L’esponente del Pd ha illustrato la sua ricetta per una gestione sostenibile: “Abbiamo un progetto praticamente pronto, il prossimo sindaco quando stapperà lo spumante dovrà mettersi a lavoro per realizzare una hub multiservizi che serva 365 giorni l’anno. Per finanziarsi un impianto deve ospitare più attività e non soltanto uno sport. Il “Franco Scoglio” ad esempio può ospitare anche eventi musicali e il “museo del calcio” proposto dalla Cooperativa: in questo modo diventa sostenibile anche per chi lo prende in gestione”.
La struttura di via Oreto, nonostante i ritardi, sarà presto riaperta: “I lavori per il Celeste dovevano concludersi a giugno 2025, poi c’è stato un ritardo per il posizionamento del manto sintetico. Siamo a marzo 2026 e questi lavori non sono stati completati, con un finanziamento di 1 milione e 700 mila euro che rischiamo di perdere se non si impiegano entro giugno 2026. Sempre con i fondi del Pnrr è stata finanziata la realizzazione del pattinodromo al Villaggio Cep. Anche in questo caso per me va aperta a più attività, dall’hockey indoor a mostre e congressi”.

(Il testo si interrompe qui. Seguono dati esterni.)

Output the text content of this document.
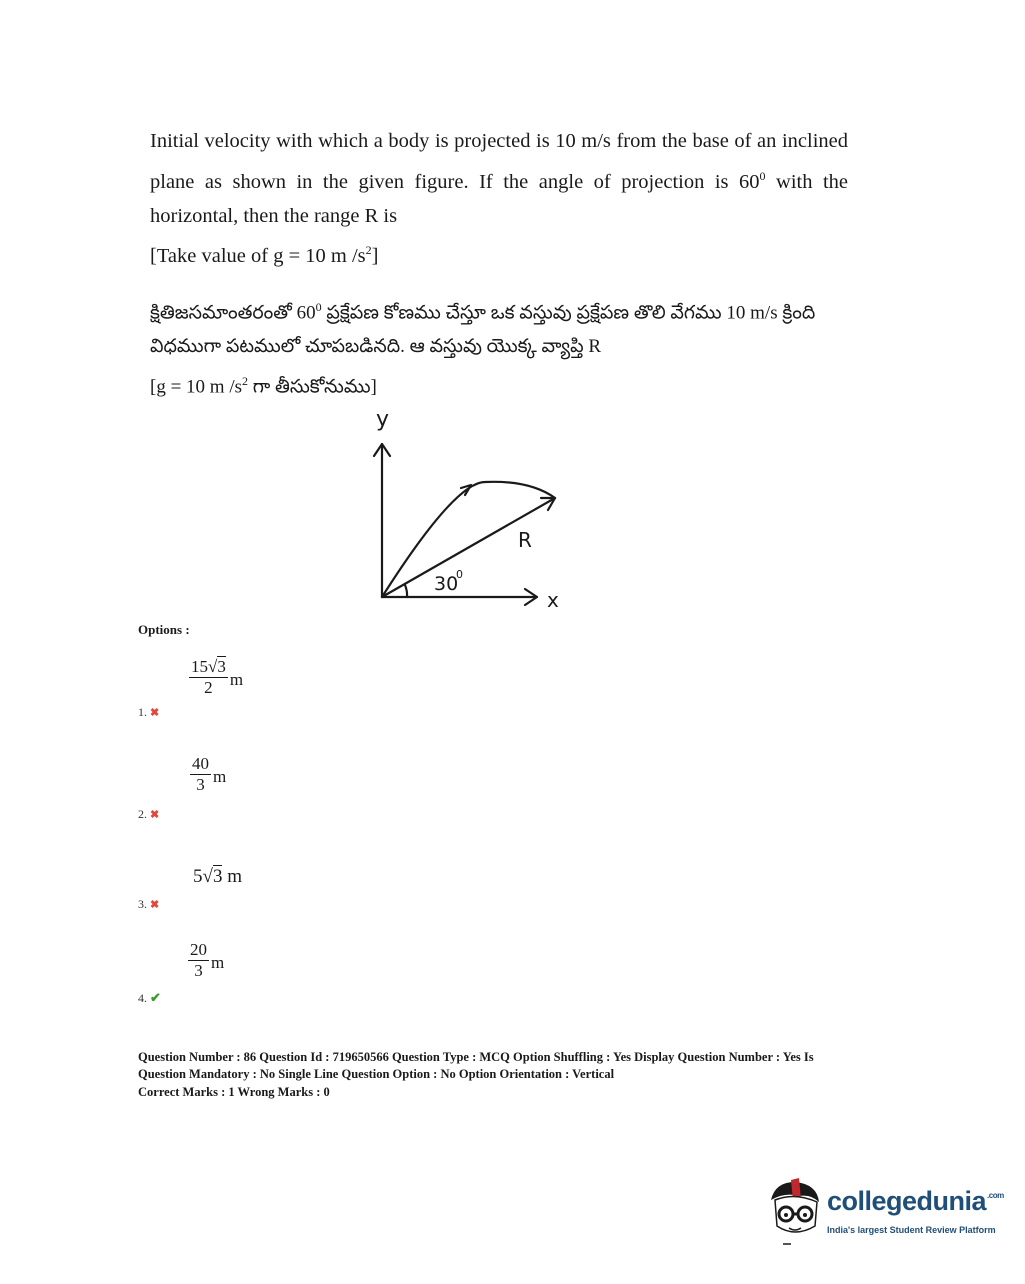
Initial velocity with which a body is projected is 10 m/s from the base of an inclined
plane as shown in the given figure. If the angle of projection is $60^0$ with the
horizontal, then the range R is
[Take value of g = 10 m $/s^2$]
క్షితిజసమాంతరంతో $60^0$ ప్రక్షేపణ కోణము చేస్తూ ఒక వస్తువు ప్రక్షేపణ తొలి వేగము 10 m/s క్రింది
విధముగా పటములో చూపబడినది. ఆ వస్తువు యొక్క వ్యాప్తి R
[g = 10 m $/s^2$ గా తీసుకోనుము]
y
x
R
30
0
Options :
$\frac{15√3}{2}$ m
1. ✖
$\frac{40}{3}$ m
2. ✖
5√3 m
3. ✖
$\frac{20}{3}$ m
4. ✔
Question Number : 86 Question Id : 719650566 Question Type : MCQ Option Shuffling : Yes Display Question Number : Yes Is
Question Mandatory : No Single Line Question Option : No Option Orientation : Vertical
Correct Marks : 1 Wrong Marks : 0
collegedunia$^{.com}$
India's largest Student Review Platform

L’esponente del Pd ha commentato anche le modalità con cui vengono utilizzati gli impianti: “Non condivido il pagamento per un singolo evento, è anti-economico e penalizza fortemente le squadre, che non possono permettersi un affitto così esoso. Sono assolutamente favorevole a una convenzione ma deve avere basi solide. Troppi personaggi in cerca d’autore sono passati da Messina, promettendo di riportare il club ai fasti antichi, alcuni accolti anche dalle precedenti Amministrazioni come salvatori della patria e invece si sono rivelati non all’altezza”.
Da qui la sua ricetta alternativa: “Preferisco convenzioni di non lunghissima durata, che però non devono essere soltanto annuali, modulate rispetto a ciò che il concessionario offre, poiché la società deve avere una progettualità pluriennale. È fondamentale che il Comune di Messina e quindi la collettività abbiano un ritorno e garanzie di fruibilità degli impianti sportivi. Il Celeste? Abbiamo troppi impianti non a norma, potrebbe essere un’opportunità quella di farlo utilizzare anche a società più piccole, anche a livello identitario per ciò che rappresenta pure per me che ci sono cresciuta da spettatrice”.

Secondo Russo l’Amministrazione è stata troppo distante rispetto al calcio: “Gli imprenditori investono per un obiettivo economico ma dovrebbero farlo anche perché realmente innamorati della squadra e questo deve sentirlo anche il sindaco. Bisognare investire nel calcio a 360 gradi, come fanno in altre città, dove è possibile visitare e sfruttare lo stadio tutta la settimana e fare girare l’economia. Non si può soltanto pensare a un contenitore di partite, peraltro nemmeno di livello professionistico come oggi. I tifosi messinesi non sono soddisfatti di questa gestione e credo sia sotto gli occhi di tutti”.